On a fall Friday in 1963 I was walking on the Baylor campus toward the then-new science building, heading for my freshman chemistry class with Dr. McAtee. Suddenly physics professor Dr. Robert Packard burst from the building on a run.
“Wow! Where are you going in such a hurry?” I asked.
His shocking answer was that some students had reported that President Kennedy had been shot in Dallas. Dr. Packard was going to his office to get a radio. Of course we gathered around to hear the stunning news. Classes were cancelled for the rest of the day, and we were glued to any available TV set to hear the horrible details.
It was decades later when my father, Abner McCall, who was president of Baylor 1961-1981, revealed to me that he – and Baylor – were peripherally involved in that fateful day. In the fall of 1963 President Kennedy was preparing to run for re-election in November 1964 against Republican Barry Goldwater. His campaign directors were concerned that a liberal Catholic hadn’t fared very well in Texas in the 1960 election, and they were trying to drum up support for Kennedy in the south, especially among Baptists.
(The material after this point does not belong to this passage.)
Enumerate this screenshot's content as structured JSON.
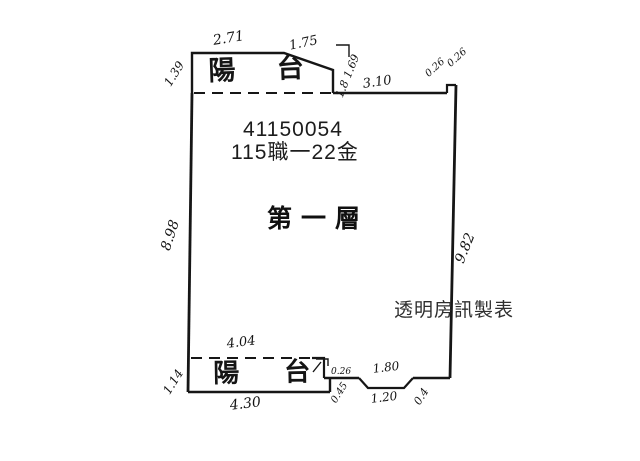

The involvement of Baylor is recorded in Judge McCall’s own words in a journal he kept at the time. (We, his children, only learned of the existence of these journals after his death.) In July of the 1964 “edition” he recorded speaking to the Dallas Rotary Club and remarked then that Dallas was about as responsible for Kennedy’s death as Waco was for the tornado which killed 113 Wacoans in 1953.
He then writes:
“Frances [Mrs. McCall] remarked afterward that Dallas was not as responsible for Kennedy’s death as I was. This was an application of the legal theory of causation known as the “but for” rule . . . She was referring to the fact that Governor John Connally had called Harlon Fentress [Baylor trustee and owner of the Waco Tribune Herald] on the morning our Board of Trustees met in the fall of 1963, the day before Homecoming. [Connally] told Fentress he was planning President Kennedy’s itinerary through Texas for his planned visit in November and requested that Baylor schedule a speech at Baylor on November 22nd about 10:00 AM and hold a special convocation to bestow an honorary degree upon President Kennedy. Fentress told me Connally said he would make a major address which would attract national publicity for Baylor. I told [Fentress] I would have to consult the trustees, who would have to approve the degree.”
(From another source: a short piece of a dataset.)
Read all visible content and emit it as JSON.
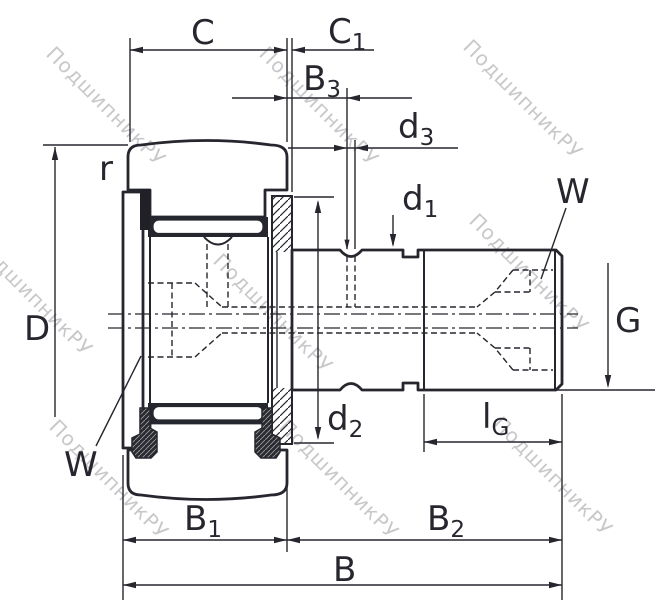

“Ben H. Wooten [Baylor trustee and chairman of the board of Dallas Federal Savings and Loan Association] was in my office when the call came in from Fentress and I asked him about the matter. He said the Kennedy trip was purely political and the Baylor speech was merely an effort to use Baylor for political purposes. He declared that he would publicly oppose the granting of such a degree to President Kennedy. I went over to the trustee meeting and talked informally to about ten more trustees individually. One . . . favored the granting of the degree, one . . . agreed to go along if I recommended it. The others were all opposed.”
“I then asked Joe Albritton [Baylor trustee; lawyer, banker, media mogul] to pass the word to Fentress . . . to tell John Connally not to make a request of me as I would have to say no. (I had discovered that there was a telephone call from the Governor’s office waiting for me.) Joe called Lyndon Johnson in California to tell him of the situation . . . Johnson told Joe that he would see that the request for Kennedy to get a degree from Baylor was dropped.”
“Since Kennedy was assassinated on the morning of November 22nd in Dallas he might have been in Waco if the request had been granted. So “but for” our refusal to grant the request Kennedy would not have been assassinated in Dallas.”
“This was the meeting of the Baylor Board which made the decision to integrate Baylor . . . I doubt if the request would have been granted even if it had been made on a day other than the one on which the Board had the bitter debate over integration. Over half of those who told me that they would oppose the degree voted for integration of Baylor.”
Part of Judge McCall’s reluctance to bring the Kennedy request before the Board was his determination to gain a favorable outcome for the trustees’ vote to integrate Baylor – a project he had been working on for several months. Believing that a Christian school should lead the way, he wanted Baylor, in whose students, faculty, and staff he had total confidence, to set an example of peaceful integration for the other schools of the Southwest Conference.
If all the above had been known soon after the assassination, Baylor might have received some criticism for denying the request to host Kennedy. Out of fear that Baylor would somehow be blamed, Judge McCall and the trustees whom he had consulted kept the deliberations under wraps. Who knows whether Lee Harvey Oswald might have traveled from Dallas to Waco to fulfill his mission? The shadow of the assassination that fell for many years over Dallas might then have fallen over Waco – and Baylor.